因みに、海坂モノと云われる小説の中では、例えば「秘太刀馬の骨」は方言(庄内弁)が使われていますが、代表作と云われる「蝉しぐれ」では方言は使われていません。従って方言だけを以て海坂モノとは言えない様です。
藤沢作品としては珍しい隠居老人が主人公(他には、下級武士の出ながら功成り名を遂げて主席家老となった主人公を描いた「風の果て」もありますが)という「三屋清左衛門残日録」ですが、当然とはいえ如何にも藤沢周平作品らしい描写が書かれています。
例えば、
『誰もいない、丘の陰に入って小暗く見える川には、水面を飛ぶ虫をとらえる魚がはね、そしてそこだけ日があたって見える丘の高い斜面のあたりでは、一団になってひぐらしが鳴いていた。夏が終わり、季節が秋に移るところだと清左衛門は思った。やはり一団になって鳴くひぐらしがいて、ひぐらしは寄せる波音ように交互に鳴きかわしていた。』
ひぐらしの鳴く声さえも静寂さの中に静かに消え入る様に染み渡っていく様な、そんな静謐さすら感じさせるこうした記述が、如何にも藤沢周平作品だと思うのです。
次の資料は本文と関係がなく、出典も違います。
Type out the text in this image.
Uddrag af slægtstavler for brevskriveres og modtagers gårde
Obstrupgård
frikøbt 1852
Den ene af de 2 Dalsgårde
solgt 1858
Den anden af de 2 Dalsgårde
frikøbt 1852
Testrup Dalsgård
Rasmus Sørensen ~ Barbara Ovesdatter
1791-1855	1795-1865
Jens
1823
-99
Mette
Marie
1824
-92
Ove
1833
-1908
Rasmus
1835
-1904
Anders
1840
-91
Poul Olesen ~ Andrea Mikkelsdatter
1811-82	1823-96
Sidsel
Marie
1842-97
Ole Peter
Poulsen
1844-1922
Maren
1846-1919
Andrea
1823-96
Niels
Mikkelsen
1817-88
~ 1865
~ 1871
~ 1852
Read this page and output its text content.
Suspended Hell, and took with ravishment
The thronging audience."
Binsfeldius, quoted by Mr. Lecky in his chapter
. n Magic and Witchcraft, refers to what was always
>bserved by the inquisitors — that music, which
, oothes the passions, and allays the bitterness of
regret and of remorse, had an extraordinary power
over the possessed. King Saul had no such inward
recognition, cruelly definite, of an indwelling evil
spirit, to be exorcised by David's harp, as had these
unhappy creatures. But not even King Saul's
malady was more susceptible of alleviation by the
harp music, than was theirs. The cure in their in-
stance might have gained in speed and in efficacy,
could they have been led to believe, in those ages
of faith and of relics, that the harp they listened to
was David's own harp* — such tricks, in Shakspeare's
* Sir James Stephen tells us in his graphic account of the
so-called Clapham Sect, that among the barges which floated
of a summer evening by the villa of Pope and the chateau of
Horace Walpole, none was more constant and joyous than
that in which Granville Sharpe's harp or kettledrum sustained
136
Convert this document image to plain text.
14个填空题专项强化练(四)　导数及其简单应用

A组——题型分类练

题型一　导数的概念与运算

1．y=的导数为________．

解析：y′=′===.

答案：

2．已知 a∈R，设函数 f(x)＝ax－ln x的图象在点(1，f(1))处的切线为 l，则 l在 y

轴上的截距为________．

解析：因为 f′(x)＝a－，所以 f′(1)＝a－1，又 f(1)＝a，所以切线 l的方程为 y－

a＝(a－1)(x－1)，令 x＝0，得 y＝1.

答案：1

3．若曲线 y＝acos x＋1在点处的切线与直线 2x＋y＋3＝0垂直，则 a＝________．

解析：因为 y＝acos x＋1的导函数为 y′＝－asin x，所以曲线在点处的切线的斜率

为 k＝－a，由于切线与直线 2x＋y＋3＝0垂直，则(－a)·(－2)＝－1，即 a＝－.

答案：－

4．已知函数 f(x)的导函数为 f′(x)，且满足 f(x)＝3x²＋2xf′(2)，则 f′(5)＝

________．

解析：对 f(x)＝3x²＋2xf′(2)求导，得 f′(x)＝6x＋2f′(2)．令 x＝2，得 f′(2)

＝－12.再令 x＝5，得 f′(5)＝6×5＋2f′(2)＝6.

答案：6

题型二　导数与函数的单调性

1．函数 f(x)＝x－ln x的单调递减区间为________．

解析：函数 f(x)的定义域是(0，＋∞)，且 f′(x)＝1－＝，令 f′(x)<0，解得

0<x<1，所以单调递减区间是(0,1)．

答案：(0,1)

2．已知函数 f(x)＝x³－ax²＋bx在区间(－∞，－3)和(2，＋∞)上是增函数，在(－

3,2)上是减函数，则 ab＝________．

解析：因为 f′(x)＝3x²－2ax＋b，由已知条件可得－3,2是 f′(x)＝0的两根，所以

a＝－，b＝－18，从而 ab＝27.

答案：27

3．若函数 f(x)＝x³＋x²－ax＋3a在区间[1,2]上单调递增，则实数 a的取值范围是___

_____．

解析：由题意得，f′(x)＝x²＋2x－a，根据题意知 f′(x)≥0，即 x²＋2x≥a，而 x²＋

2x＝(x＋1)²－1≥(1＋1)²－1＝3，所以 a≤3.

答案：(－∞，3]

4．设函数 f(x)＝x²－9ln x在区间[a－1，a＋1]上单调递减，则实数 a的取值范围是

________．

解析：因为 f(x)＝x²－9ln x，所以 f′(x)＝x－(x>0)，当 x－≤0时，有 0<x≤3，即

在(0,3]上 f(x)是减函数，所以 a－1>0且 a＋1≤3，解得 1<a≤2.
また一方で、
『清左衛門の年齢になると、そういうささいなことにも、ふと幸福感をくすぐられることがあった。珍重すべきことのように思われて来る。』
というような件は、以前は決して感じなかった部分であろう筈が、今では何となく親近感以上に共感出来るのです。とどのつまりは、要するに自分自身が「清左衛門の(様な)年齢に」「なった」ということなのでしょう。
因みに、原作は如何にも隠居老人として淡々としたストーリーなのですが、ドラマ化されたTVの方がむしろストーリー(山田洋二監督同様、他の藤沢周平の短編作品の要素も盛り込みながら)の展開に変化を持たせてあります。

 リタイアした今だからこそ、読みそして感じたのであろう藤沢作品「三屋清左衛門残日録」。読み終わって感じるのは、「自身もそうあるべし」でしょうか・・・然るに、『日残リテ暮レルニ未ダ遠シ』。